MHD waves can be broadly categorised as being externally (solar wind) driven or excited through wave -particle interactions between the Earth's magnetic field and drifting plasma in the van Allen belts. The NASA VAPs mission will observe waves in the magnetosphere and the JAXA Arase mission can determine the flux of EPP entering the upper atmosphere, whilst the NASA Wind spacecraft monitors the solar wind driver for context. The data collected will provide input to up-to-date models of MHD wave generation and solar forcing of the atmosphere. The electric fields associated with MHD waves drive the ionosphere into motion, which is directly measurable by radars such as EISCAT and SuperDARN using techniques pioneered at Leicester. Simultaneously, externally-excited waves (with large scale sizes) are also readily detected by ground magnetometers (SuperMag) whereas particle-driven (smaller scale) waves are more easily observed within the ionosphere and magnetosphere.

Initially, an examination of upstream solar wind (Wind) data will be undertaken to determine magnetospheric drivers and these will be combined with measurements within the magnetosphere (VAP and Arase) to provide a way of determining how the MHD waves are generated and estimates of energy and EPP fluxes which are delivered to the upper atmosphere. A database of events and their characteristics will be derived. These will be compared with existing models of MHD waves.

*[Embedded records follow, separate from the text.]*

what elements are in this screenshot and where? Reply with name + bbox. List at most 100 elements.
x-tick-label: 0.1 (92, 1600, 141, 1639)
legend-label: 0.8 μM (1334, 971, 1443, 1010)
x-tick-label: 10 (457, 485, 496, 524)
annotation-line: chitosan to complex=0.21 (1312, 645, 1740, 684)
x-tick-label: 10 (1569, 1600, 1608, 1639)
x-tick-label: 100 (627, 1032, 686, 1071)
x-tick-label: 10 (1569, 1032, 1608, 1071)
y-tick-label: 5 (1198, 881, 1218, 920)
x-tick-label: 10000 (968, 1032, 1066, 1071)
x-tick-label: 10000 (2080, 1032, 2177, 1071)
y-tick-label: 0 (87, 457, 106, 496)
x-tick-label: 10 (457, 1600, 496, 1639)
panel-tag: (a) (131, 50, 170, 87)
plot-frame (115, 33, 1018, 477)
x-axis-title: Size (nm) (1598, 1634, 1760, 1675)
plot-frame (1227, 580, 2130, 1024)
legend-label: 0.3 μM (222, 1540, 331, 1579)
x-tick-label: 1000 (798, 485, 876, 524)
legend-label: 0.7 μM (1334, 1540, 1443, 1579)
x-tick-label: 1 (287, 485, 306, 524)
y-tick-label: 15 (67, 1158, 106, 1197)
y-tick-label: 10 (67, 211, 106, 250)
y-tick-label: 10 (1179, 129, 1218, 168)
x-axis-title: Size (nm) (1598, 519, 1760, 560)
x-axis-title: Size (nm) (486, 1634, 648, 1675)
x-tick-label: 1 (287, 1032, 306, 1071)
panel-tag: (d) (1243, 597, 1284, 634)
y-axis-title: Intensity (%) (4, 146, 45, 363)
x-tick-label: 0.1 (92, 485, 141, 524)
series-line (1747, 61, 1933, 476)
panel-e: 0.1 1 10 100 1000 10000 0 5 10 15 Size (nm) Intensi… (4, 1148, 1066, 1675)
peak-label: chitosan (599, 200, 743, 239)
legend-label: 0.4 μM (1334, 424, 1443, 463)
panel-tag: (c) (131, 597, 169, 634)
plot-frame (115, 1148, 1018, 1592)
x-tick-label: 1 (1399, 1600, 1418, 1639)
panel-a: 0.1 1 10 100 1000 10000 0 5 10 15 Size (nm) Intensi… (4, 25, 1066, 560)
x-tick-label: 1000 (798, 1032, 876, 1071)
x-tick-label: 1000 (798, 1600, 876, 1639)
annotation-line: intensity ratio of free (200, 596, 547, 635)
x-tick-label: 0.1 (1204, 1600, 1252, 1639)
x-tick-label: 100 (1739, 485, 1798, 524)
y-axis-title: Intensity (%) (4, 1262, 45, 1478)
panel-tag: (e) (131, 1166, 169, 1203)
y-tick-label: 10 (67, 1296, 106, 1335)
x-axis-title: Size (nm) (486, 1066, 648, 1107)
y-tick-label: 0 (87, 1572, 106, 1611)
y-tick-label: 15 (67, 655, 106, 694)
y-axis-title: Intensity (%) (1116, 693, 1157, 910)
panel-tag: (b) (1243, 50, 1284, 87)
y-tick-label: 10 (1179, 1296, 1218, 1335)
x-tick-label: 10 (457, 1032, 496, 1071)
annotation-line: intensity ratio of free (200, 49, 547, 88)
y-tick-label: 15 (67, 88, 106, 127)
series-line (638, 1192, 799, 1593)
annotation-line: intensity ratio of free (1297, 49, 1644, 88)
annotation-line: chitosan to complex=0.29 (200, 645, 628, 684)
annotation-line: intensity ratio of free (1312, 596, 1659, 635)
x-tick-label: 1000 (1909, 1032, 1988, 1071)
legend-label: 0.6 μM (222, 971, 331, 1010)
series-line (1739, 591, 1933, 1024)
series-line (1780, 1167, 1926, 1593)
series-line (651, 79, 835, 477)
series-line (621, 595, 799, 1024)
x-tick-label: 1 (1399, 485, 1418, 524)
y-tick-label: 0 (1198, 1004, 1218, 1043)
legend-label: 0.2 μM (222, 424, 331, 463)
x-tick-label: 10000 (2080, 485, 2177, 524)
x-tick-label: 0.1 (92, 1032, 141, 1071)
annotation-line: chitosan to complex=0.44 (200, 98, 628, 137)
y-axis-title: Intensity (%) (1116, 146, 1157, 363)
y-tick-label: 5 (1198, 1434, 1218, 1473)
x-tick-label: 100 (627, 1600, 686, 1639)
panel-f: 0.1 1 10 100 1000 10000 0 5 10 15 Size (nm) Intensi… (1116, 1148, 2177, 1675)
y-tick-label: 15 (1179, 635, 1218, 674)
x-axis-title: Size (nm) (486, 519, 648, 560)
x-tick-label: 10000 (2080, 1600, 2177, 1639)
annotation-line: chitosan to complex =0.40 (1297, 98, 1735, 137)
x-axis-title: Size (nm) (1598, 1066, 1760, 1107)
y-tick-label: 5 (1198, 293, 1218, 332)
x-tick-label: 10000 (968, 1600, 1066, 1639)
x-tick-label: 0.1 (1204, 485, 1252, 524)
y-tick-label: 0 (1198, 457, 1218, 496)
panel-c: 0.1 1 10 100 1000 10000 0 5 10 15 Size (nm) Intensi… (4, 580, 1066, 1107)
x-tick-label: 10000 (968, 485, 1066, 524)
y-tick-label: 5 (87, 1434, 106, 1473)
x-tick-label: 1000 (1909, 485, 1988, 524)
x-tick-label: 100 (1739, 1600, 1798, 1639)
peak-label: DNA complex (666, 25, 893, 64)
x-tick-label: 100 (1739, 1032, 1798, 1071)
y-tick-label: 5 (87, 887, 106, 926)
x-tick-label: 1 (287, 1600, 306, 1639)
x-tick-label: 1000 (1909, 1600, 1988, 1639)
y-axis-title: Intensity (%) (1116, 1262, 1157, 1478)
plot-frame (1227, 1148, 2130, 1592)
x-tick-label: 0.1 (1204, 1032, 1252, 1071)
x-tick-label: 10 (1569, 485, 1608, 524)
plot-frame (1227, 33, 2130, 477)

The observations will be exploited in conjunction with contemporaneous measurements from the EISCAT and SuperDARN radars (including a new digital radar being deployed in Finland in 2021) to provide a detailed picture of the ionospheric conductivity, electrodynamics and EPP occurring during events identified. In addition, the student will utilise a newly developed analysis method (based on the Lomb-Scargle periodogram) to examine the MHD wave signatures in both the SuperDARN measurements and in ground magnetometer data provided by SuperMag. Ultimately, the student will determine the energy pathways from the solar wind into the ionosphere and provide accurate estimates of the total energy transferred through these routes.

The project will build upon over 40 years of experience within the Radio and Space Plasma Physics (RSPP) group in the exploitation and analysis of geophysical data and combining ground- and space-based observations of Space Weather phenomena. Training in relevant plasma and atmospheric physics and radar techniques will be provided as well as training in computer programming, model simulations and the data analysis required. The student will gain a great deal of expertise in research methods, data management, analytical thinking and computer programming.